Studio album by MC Solaar
- Released: 2001
- Recorded: 2001
- Genre: Rap
- Length: 65:22
- Label: Wea International Elektra
- Producer: Eric K-Roz and Alain J of The Black Rose Corporation DJ Sample DJ Mac DJ Pep

MC Solaar chronology
| MC Solaar (1998) | Cinquième As (2001) | Mach 6 (2003) |

= Cinquième As =

Cinquième As is the fifth studio album by MC Solaar, and was released in 2001. It is slightly different from his previous works because of a stronger emphasis on a string background. The album gained exposure in the United States after "La Belle et le Bad Boy" was heard on an episode of Sex and the City. Musically, the album features more R&B themes featuring a layering of a female voice on a few tracks, and it is especially notable and true to the MC Solaar character which is strong emotion expressed in the delivery and lyrics. The album pays tribute to Senegal, where he spent his childhood. He uses the album to condemn the role of the World Bank in developing nations. This is most apparent on the track "Les Colonies," where the lyrics state, "Dans cette ère de négoce où ne vivent que les big boss/ Rentabilité - instabilité - imbécillité/ N'ont fait qu'augmenter les taux de mortalité," meaning, "In this era of trade where only the big bosses live/ Profitability - instability - imbecility/ Have done nothing but increase rates of mortality," referring to policies of the International Monetary Fund and World Bank.

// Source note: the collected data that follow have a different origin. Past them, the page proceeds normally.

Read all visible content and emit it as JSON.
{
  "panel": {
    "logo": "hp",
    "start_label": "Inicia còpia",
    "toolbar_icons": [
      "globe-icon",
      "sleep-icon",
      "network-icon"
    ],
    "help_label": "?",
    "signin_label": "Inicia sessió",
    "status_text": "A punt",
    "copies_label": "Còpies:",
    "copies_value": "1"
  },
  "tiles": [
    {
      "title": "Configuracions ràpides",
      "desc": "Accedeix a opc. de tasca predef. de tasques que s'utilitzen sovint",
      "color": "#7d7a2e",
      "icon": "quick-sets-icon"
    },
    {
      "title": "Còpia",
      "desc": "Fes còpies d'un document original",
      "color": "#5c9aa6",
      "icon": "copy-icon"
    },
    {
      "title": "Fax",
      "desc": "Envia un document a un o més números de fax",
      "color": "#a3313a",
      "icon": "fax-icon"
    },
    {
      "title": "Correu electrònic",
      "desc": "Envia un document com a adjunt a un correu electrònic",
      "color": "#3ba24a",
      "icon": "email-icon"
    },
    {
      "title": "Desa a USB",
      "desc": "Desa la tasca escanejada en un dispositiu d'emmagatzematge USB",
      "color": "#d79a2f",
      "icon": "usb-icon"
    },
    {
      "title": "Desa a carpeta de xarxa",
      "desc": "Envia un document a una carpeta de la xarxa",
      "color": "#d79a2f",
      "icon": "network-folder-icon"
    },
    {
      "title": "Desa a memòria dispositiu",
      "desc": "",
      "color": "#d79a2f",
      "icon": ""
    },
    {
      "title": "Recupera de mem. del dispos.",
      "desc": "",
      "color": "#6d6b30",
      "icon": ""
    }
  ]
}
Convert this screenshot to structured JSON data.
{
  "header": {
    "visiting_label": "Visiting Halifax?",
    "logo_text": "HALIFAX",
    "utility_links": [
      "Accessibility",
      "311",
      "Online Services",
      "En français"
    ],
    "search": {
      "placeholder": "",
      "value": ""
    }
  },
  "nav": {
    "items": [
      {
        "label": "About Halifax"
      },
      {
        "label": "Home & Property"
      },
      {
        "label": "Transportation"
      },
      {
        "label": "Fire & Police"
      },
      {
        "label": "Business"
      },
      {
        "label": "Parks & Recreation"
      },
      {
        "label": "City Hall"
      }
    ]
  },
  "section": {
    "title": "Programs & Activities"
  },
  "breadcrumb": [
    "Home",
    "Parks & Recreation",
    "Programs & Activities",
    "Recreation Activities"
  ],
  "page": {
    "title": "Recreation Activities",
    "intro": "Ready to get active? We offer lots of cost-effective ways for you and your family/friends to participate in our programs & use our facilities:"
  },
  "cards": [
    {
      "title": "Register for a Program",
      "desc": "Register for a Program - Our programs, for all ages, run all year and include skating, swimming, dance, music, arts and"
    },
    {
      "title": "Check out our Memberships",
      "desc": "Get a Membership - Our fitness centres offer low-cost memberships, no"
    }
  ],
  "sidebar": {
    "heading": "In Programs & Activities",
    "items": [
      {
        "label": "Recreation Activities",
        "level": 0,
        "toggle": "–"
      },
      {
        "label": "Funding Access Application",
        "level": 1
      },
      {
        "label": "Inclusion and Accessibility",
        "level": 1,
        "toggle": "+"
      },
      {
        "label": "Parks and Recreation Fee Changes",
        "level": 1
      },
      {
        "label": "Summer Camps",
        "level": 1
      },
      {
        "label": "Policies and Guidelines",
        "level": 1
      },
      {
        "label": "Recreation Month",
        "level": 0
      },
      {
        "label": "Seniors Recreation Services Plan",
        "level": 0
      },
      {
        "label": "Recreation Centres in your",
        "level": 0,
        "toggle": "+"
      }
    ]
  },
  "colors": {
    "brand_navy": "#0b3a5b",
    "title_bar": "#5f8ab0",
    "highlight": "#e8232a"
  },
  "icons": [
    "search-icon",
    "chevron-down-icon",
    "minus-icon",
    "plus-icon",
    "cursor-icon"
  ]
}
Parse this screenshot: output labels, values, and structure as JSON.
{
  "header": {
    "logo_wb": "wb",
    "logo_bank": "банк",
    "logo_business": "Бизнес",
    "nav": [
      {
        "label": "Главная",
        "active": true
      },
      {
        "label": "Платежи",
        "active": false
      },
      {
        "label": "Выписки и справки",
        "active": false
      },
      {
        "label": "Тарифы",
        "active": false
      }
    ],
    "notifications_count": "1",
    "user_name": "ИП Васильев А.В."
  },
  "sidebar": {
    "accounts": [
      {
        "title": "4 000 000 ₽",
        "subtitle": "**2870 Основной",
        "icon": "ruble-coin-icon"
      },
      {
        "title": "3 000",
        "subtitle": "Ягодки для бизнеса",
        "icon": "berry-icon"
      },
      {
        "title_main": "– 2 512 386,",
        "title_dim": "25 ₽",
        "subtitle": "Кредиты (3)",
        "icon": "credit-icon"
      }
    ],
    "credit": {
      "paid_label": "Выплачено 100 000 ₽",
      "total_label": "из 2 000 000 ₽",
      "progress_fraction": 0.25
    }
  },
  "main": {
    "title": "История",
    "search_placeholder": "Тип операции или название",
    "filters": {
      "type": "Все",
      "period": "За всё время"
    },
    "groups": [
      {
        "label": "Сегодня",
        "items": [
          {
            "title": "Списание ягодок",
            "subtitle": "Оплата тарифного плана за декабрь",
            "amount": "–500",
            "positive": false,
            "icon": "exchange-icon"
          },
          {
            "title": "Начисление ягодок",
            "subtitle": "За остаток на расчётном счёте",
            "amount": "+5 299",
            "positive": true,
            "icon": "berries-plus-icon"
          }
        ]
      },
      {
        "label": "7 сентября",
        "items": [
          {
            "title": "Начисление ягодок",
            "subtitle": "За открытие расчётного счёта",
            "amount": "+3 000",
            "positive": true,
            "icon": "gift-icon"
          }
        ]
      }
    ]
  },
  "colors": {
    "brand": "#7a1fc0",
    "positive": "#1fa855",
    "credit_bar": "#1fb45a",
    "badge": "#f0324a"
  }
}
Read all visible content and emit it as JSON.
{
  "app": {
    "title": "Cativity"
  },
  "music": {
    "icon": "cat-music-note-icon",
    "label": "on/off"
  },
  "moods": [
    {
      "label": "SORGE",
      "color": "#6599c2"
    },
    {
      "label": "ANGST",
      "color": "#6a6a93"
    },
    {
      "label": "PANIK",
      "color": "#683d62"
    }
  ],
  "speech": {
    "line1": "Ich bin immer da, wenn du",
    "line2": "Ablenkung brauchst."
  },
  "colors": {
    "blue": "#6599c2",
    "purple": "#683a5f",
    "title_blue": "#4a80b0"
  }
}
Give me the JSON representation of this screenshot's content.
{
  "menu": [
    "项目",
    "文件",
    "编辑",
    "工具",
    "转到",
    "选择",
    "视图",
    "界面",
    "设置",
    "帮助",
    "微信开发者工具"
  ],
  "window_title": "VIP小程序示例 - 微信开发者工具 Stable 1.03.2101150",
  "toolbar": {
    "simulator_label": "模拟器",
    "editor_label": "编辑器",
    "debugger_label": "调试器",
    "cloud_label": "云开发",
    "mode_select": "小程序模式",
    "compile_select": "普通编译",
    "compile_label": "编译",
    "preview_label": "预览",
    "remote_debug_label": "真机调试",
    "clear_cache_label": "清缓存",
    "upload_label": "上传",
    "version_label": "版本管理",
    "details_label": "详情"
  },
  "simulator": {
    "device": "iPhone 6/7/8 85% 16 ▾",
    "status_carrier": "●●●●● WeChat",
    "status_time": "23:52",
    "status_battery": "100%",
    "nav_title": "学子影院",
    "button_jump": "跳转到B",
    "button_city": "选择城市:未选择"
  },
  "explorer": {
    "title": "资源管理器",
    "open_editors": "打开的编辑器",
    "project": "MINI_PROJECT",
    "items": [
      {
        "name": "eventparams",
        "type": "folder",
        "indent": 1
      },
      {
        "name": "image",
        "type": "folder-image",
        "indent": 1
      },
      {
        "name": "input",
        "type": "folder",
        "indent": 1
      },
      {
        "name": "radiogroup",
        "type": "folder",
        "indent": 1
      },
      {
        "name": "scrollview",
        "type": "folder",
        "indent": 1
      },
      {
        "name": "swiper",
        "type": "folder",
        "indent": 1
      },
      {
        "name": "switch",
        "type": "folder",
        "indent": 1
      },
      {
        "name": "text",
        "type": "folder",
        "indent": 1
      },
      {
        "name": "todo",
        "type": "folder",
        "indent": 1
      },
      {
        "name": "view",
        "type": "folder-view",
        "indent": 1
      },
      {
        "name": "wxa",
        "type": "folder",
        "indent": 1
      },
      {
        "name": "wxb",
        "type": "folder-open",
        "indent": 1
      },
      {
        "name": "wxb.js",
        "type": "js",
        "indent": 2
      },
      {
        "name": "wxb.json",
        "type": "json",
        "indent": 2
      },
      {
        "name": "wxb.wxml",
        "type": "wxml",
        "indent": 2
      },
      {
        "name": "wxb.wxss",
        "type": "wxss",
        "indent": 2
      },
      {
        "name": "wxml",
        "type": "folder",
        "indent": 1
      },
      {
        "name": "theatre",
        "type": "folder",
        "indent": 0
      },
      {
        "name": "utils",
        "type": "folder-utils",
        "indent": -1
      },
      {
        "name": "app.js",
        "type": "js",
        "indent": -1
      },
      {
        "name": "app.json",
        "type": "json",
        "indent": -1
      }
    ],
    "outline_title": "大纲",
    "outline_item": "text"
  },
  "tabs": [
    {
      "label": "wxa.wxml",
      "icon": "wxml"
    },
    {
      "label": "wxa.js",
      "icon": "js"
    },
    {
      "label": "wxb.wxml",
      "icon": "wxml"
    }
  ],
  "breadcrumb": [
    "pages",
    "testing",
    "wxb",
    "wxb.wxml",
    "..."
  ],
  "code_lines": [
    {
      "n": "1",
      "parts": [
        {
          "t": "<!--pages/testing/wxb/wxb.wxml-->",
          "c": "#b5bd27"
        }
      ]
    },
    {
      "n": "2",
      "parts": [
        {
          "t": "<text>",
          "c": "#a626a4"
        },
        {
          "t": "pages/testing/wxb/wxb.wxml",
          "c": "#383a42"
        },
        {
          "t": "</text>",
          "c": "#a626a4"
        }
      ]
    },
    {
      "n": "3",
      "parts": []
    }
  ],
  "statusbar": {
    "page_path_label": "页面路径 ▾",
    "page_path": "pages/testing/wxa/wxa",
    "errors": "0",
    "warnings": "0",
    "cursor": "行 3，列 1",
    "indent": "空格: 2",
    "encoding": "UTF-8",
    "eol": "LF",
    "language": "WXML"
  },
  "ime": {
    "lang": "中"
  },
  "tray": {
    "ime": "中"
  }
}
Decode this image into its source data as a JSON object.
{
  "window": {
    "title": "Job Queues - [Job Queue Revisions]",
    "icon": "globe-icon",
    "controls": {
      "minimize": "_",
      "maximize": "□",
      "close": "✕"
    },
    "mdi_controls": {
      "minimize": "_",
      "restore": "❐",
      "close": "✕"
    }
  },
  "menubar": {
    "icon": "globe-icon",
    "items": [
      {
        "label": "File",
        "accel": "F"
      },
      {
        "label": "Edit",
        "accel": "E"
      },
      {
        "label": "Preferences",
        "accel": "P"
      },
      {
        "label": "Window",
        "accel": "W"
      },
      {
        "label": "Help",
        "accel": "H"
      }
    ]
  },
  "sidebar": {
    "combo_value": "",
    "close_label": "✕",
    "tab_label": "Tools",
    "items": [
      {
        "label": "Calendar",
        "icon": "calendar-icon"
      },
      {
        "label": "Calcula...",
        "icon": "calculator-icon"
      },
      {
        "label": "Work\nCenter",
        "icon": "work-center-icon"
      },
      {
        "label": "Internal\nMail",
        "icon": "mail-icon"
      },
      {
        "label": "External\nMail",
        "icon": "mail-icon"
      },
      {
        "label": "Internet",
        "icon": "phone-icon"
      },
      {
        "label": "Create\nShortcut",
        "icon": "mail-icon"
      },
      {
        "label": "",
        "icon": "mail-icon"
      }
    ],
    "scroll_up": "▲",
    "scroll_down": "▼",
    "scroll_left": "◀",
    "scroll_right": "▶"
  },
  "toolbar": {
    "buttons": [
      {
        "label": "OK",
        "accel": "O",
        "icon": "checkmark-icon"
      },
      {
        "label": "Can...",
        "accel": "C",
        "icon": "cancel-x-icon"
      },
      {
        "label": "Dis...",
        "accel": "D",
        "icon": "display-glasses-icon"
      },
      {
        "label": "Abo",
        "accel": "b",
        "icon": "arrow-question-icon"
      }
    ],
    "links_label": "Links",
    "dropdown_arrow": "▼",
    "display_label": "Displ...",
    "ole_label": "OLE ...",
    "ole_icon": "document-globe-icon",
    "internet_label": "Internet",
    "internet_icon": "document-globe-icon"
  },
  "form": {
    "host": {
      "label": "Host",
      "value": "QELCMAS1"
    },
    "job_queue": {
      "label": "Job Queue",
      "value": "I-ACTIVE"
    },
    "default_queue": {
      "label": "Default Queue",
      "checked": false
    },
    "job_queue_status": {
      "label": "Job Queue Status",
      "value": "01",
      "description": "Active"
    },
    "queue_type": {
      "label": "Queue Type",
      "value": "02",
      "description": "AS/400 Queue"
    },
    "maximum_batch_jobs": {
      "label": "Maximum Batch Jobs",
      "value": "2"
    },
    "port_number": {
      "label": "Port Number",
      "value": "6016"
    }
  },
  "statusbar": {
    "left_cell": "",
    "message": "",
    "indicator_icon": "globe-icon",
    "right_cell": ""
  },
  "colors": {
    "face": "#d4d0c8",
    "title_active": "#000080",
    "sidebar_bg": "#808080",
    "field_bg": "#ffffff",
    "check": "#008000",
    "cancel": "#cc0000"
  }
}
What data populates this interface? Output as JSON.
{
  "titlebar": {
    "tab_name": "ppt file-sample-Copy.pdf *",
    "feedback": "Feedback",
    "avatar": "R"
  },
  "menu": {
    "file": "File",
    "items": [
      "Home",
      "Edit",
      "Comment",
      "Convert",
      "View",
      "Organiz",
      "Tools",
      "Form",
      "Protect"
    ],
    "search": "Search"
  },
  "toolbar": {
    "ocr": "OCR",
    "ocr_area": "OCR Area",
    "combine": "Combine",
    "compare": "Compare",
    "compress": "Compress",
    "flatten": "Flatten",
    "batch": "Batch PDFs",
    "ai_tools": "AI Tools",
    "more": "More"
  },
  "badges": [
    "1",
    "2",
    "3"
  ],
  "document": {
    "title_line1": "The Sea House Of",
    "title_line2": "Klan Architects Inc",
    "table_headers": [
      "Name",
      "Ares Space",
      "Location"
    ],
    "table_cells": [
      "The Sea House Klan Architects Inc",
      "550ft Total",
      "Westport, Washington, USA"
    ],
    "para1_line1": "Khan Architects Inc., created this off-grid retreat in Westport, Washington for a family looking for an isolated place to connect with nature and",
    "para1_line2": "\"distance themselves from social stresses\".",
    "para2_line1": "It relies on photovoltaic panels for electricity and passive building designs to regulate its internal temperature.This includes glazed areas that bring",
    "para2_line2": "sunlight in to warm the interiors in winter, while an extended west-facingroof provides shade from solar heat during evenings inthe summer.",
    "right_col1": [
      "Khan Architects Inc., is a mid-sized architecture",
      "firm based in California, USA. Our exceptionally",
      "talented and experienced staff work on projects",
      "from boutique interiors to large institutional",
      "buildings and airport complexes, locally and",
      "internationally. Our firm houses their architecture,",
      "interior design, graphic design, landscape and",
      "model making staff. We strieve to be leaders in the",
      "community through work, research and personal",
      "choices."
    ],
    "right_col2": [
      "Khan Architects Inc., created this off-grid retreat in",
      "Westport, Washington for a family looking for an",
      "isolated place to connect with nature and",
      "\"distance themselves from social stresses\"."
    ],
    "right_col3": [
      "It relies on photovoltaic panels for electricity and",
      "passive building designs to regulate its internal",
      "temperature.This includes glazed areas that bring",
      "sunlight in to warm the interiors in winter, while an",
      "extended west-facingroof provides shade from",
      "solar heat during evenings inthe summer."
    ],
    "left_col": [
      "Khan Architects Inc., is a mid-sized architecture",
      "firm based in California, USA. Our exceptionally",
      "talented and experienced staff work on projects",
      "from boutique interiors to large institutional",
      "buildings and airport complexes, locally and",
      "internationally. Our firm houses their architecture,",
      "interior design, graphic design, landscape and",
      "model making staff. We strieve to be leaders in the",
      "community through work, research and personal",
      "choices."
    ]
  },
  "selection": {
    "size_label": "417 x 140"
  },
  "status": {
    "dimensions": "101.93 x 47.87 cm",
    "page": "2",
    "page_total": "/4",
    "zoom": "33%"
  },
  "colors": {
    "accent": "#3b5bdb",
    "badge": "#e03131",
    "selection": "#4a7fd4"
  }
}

MC Solaar also discusses the condition of African immigrants in France. He himself emigrated with his family to the suburbs of Paris as a teenager, and he talks about this experience in the song "Leve-toi et rap". MC Solaar's message is seen throughout the lyrics and the visual design of the album. The album cover is a picture of a group of men, including the artist himself, all shirtless, as if trying to convey an image of slaves about to embark on a slave ship. However, upon taking a closer look, it appears that the men are African wrestlers. The theme of wrestling and fighters pays homage to the African presence in France.

Professional ratings
Review scores
| Source | Rating |
| Allmusic | Star |

== Track listing ==
1. Introdiction – 1:53
2. "Solaar Pleure" – 4:57
3. "Lève-Toi et Rap" – 3:29
4. "Les Colonies" – 4:01
5. "Hasta la vista" (intro) – 0:15
6. "Hasta la vista" – 3:23 -Produced by Kurser/ Fabrice
7. "La Belle et le Bad Boy" – 3:12 -Produced by Kurser/ Fabrice
8. "La La La, La" – 3:51 -Produced by Kurser/ Fabrice
9. "Arkansas" – 1:39
10. "Baby Love" – 4:07
11. "Dégâts collatéraux" – 4:00 -Produced by Kurser/ Fabrice
12. "RMI" – 4:19
13. "C'est ça que les gens veulent" (feat. 9respect) – 4:05
14. "L'aigle ne chasse pas les mouches" – 3:12 -co-Produced by Kurser/ Fabrice
15. "Hiphopaloorap" (feat. Don Xeré Delavega) – 1:45
16. "Le Cinquième As" – 3:48 -Produced by Kurser/ Fabrice
17. "Playmate" – 3:02
18. "L'homme qui voulait 3 milliards" (feat. Bambi Cruz) – 3:03
19. "Si je meurs ce soir" (feat. Black Jack) – 3:59
20. "Samedi Soir" (hidden track) – 2:21

==Charts==

===Weekly charts===

| Chart (2001) | Peak position |
|---|---|
| Belgian Albums (Ultratop Wallonia) | 2 |
| French Albums (SNEP) | 2 |
| German Albums (Offizielle Top 100) | 98 |
| Swiss Albums (Schweizer Hitparade) | 5 |

===Year-end charts===

| Chart (2001) | Position |
|---|---|
| Belgian Albums (Ultratop Wallonia) | 6 |
| French Albums (SNEP) | 9 |
| Swiss Albums (Schweizer Hitparade) | 55 |

| Chart (2002) | Position |
|---|---|
| French Albums (SNEP) | 91 |

==Certifications==

| Region | Certification | Certified units/sales |
| Belgium (BRMA) | Gold | 25,000^{*} |
| France (SNEP) | 2× Platinum | 600,000^{*} |
| Switzerland (IFPI Switzerland) | Gold | 20,000^{^} |
^{*} Sales figures based on certification alone. ^{^} Shipments figures based on certification alone.